Les expert ont déposé leur rapport le 25 octobre 2011, fixant à 272.254 euros le montant du prix devant être restitué à Madame [H] et ce au regard du chiffre d'affaires réellement réalisé dans les 12 mois précédents la vente et le pourcentage de 96,5 % du chiffre d'affaires retenu par les parties pour fixer le prix.
Par conclusions déposées et notifiées le 16 décembre 2011 Madame [H] et Me [T], ès-qualités, demandent à la Cour de condamner Madame [V] au paiement de la somme de 272.254 euros, outre intérêts au taux légal à compter de l'assigantion du 6 février 2004, et capitalisation, ainsi que de celle de 10.000 euros par application des dispositions de l'article 700 du code de procédure civile et aux entiers dépens.

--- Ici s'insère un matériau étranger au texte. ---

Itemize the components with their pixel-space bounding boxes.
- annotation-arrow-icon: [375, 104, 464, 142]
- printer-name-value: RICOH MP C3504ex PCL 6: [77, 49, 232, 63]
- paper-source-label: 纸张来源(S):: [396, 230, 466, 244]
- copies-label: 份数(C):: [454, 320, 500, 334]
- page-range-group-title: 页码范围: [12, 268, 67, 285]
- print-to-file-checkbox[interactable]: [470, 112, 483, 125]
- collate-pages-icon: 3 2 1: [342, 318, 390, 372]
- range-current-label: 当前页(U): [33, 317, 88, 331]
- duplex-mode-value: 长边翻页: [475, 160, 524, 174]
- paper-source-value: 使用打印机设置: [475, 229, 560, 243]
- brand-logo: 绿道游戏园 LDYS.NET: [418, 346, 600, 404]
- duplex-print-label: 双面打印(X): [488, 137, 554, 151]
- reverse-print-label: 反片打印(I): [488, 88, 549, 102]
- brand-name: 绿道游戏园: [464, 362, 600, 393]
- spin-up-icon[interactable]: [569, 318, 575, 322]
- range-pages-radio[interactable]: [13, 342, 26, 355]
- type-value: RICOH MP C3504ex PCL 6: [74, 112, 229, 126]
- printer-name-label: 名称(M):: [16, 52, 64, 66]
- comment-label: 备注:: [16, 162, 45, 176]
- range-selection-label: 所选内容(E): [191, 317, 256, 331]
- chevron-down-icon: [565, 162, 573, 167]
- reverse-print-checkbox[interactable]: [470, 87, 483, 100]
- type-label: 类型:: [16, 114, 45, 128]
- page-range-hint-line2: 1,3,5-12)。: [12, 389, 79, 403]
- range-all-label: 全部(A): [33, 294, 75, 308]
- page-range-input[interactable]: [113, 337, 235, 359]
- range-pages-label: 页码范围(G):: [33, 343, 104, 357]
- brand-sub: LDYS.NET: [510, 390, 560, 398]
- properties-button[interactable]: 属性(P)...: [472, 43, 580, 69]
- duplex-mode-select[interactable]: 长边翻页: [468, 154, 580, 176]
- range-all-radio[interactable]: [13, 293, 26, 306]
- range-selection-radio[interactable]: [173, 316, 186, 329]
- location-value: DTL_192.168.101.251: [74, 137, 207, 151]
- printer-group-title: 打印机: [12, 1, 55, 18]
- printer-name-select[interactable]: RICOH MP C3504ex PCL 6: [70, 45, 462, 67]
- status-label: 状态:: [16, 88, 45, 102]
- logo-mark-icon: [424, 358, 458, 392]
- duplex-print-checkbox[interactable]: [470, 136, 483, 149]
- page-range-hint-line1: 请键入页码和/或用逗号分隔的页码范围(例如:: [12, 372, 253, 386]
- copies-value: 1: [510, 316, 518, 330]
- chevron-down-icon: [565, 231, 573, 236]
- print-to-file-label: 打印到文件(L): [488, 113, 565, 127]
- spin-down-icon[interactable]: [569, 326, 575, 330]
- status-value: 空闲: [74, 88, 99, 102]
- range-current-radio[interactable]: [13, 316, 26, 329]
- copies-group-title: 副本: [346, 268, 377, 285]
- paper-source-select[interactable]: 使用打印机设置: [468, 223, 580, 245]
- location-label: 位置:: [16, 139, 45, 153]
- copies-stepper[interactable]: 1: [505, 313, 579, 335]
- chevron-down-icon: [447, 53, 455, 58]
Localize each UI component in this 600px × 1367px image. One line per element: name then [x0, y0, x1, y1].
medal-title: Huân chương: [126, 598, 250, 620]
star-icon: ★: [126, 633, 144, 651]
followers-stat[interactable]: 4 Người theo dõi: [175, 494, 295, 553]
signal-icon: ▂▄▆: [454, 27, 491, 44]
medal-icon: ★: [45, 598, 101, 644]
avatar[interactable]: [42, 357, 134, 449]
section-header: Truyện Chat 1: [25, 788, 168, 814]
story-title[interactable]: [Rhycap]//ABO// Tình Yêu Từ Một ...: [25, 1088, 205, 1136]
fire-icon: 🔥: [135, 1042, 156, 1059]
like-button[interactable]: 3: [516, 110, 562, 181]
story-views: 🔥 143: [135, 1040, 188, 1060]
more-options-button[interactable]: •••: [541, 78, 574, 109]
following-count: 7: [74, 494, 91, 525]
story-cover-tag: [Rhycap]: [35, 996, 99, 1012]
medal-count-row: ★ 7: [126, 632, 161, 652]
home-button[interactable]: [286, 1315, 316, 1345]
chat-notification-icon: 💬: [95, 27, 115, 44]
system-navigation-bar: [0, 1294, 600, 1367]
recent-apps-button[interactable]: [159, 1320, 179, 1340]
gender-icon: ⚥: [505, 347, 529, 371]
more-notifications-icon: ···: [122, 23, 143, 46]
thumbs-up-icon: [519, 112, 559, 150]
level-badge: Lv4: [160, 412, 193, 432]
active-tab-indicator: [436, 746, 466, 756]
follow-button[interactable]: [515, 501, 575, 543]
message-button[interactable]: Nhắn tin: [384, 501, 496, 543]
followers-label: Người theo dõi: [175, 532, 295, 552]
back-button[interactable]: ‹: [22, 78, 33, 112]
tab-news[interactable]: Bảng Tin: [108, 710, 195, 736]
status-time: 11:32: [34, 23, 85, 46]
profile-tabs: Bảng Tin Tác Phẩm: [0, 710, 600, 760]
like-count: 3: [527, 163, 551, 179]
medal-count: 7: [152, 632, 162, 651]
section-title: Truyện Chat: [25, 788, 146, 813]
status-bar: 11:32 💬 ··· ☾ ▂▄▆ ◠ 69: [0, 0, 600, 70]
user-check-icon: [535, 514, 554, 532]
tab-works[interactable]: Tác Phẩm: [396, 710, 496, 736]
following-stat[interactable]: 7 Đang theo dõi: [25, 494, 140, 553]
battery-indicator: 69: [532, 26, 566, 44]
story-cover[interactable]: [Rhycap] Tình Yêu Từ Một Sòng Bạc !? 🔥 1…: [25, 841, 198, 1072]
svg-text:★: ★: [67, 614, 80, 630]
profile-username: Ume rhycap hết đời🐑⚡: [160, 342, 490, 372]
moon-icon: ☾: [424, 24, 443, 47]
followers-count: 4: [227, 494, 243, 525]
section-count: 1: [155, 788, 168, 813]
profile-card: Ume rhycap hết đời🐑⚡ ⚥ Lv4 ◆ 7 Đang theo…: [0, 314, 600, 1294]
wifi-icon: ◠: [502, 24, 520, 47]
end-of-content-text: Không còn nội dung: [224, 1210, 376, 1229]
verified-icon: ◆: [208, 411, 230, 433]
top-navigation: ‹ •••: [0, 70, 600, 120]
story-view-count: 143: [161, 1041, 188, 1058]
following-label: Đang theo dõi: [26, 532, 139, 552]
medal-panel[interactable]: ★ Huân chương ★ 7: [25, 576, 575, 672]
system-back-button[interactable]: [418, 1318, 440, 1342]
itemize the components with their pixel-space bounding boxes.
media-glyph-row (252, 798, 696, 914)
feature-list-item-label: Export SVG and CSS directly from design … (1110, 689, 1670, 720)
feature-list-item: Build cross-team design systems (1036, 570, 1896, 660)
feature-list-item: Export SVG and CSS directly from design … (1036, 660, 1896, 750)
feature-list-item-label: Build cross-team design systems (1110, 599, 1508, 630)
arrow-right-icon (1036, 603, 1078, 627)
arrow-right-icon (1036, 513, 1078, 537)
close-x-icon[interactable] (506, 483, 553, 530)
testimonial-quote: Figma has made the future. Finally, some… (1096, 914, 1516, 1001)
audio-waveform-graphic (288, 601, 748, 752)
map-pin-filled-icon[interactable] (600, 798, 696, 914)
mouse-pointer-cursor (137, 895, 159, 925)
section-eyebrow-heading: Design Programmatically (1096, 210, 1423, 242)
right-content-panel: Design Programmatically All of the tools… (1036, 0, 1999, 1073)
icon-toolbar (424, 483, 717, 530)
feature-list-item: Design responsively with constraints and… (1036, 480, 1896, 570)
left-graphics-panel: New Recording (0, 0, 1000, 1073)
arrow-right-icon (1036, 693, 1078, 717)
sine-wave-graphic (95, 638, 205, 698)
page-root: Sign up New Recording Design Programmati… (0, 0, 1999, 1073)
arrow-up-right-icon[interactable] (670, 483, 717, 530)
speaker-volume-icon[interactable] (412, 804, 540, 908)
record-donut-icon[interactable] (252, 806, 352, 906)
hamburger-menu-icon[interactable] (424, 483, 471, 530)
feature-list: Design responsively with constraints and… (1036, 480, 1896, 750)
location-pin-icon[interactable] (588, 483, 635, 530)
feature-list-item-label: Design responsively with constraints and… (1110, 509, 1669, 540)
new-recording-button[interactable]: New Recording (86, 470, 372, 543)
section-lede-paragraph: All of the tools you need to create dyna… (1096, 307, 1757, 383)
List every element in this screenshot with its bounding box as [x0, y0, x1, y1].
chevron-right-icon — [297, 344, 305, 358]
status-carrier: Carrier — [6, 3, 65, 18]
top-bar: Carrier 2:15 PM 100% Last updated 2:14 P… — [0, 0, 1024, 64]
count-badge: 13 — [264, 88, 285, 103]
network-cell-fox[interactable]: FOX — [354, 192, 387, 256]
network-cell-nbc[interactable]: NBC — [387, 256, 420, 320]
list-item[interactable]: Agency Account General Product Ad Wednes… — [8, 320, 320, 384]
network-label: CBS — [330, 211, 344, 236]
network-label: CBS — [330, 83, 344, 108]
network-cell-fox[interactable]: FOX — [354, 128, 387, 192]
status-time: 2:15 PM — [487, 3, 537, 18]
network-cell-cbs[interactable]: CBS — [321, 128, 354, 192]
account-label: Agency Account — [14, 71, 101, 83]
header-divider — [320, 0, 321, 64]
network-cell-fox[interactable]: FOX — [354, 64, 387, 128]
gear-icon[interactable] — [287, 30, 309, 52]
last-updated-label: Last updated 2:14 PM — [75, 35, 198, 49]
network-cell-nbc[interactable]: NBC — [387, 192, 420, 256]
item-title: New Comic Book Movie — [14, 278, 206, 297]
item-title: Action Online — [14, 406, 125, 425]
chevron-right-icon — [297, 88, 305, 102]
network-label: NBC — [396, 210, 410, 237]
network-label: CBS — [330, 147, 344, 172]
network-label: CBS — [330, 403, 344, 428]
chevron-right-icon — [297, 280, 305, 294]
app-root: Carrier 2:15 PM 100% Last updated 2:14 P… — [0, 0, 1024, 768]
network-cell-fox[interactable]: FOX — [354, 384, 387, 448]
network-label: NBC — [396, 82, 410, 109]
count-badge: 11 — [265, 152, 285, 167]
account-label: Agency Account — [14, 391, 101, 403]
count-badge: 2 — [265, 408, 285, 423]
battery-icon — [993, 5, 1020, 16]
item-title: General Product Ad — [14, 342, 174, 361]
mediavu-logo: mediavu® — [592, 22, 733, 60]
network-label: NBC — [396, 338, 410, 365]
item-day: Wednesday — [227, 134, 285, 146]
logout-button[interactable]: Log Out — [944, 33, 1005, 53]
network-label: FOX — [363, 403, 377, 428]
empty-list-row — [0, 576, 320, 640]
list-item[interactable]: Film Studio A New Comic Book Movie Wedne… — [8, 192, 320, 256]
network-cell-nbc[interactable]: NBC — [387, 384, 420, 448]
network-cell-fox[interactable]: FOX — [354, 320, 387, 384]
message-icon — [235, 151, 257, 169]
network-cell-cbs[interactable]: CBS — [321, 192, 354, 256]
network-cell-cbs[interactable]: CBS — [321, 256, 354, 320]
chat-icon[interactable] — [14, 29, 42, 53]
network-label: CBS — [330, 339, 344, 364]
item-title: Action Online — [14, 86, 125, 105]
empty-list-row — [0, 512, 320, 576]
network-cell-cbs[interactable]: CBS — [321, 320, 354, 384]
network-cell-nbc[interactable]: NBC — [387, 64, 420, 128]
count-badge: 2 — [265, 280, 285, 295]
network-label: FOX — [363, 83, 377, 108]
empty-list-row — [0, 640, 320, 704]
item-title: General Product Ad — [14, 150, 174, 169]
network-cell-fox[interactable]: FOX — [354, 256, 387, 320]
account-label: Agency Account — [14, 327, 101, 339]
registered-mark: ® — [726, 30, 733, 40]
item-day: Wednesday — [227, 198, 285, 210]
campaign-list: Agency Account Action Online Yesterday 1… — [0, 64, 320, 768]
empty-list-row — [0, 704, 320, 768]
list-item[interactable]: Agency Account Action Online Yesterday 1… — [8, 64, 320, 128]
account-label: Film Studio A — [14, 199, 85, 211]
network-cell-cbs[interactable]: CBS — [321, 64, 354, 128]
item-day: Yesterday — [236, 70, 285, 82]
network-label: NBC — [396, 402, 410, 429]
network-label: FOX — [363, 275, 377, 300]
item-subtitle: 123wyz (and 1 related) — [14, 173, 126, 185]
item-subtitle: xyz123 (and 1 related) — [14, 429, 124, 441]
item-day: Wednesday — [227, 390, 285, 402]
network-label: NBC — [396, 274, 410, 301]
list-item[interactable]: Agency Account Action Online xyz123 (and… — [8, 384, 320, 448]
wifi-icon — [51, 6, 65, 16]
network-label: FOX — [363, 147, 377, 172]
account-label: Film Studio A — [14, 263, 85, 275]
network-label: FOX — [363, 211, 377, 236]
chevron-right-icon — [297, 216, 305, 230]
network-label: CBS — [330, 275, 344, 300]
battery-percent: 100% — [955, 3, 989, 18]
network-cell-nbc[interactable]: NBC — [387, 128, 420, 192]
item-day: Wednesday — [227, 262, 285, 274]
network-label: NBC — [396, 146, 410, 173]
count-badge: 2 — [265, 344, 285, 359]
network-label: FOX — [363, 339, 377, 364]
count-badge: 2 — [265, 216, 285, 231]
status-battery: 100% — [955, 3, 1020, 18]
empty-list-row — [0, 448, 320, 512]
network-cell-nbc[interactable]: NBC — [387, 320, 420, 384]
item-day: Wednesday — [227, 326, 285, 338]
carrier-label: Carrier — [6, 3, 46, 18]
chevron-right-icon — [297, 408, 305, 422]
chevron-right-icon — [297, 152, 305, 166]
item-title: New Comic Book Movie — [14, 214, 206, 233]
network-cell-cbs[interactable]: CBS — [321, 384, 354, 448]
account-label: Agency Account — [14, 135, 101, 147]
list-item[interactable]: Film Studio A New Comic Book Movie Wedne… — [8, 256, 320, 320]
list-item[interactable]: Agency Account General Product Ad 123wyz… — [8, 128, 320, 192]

Par conclusions au fond déposées et notifiées le 4 avril 2012 Madame [V] demande à la Cour de :
Vu les articles L 141-1 à L 141-4 du code de commerce,
Vu les articles 1134, 1582 et 1589 du code civil,
Constater que le collège d'experts valide les chiffres d'affaires présentés par Madame [V] pour la période du 1er octobre 2000 au 28 mars 2003,
Constater que l'accord sur la chose et sur le prix est intervenu le 4 octobre 2002 pour 1.196.724 euros,
Débouter par conséquence Madame [H] de ses demandes, fins et conclusions,
Dire et juger à titre très subsidiaire que la restitution peut être évaluée à la somme de 6.079 euros sur la base des travaux du collège expertal sur la base d'un chiffre d'affaires de 1.233.833 euros HT,
Condamner en tout état de cause Madame [H], Me [M] ès-qualités et la SCP TATTEI [T], ès-qualités, à restituer à Madame [V] le surplus de provision obtenue par l'arrêt du 28 mai 2010 ainsi que la somme de 70.306,16 euros correspondant au paiement du 4 ème échéance du stock (soit 28.814 euros outre intérêts contractuels hauteur de 40.492,16 euros du 2 avril 2004 au 2 avril 2012),
Ordonner la compensation de ces sommes avec celles éventuellement allouées à Madame [H],
Condamner Madame [H], Me [M] ès-qualités et la SCP TATTEI [T], ès-qualités au paiement de la somme de 70.000 euros au titre des divers frais de justice et assistance d'experts depuis l'origine de la procédure à titre de dommages et intérêts,
Condamner les mêmes au paiement de la somme de 10.000 euros par application des dispositions de l'article 700 du code de procédure civile ainsi qu'aux entiers dépens.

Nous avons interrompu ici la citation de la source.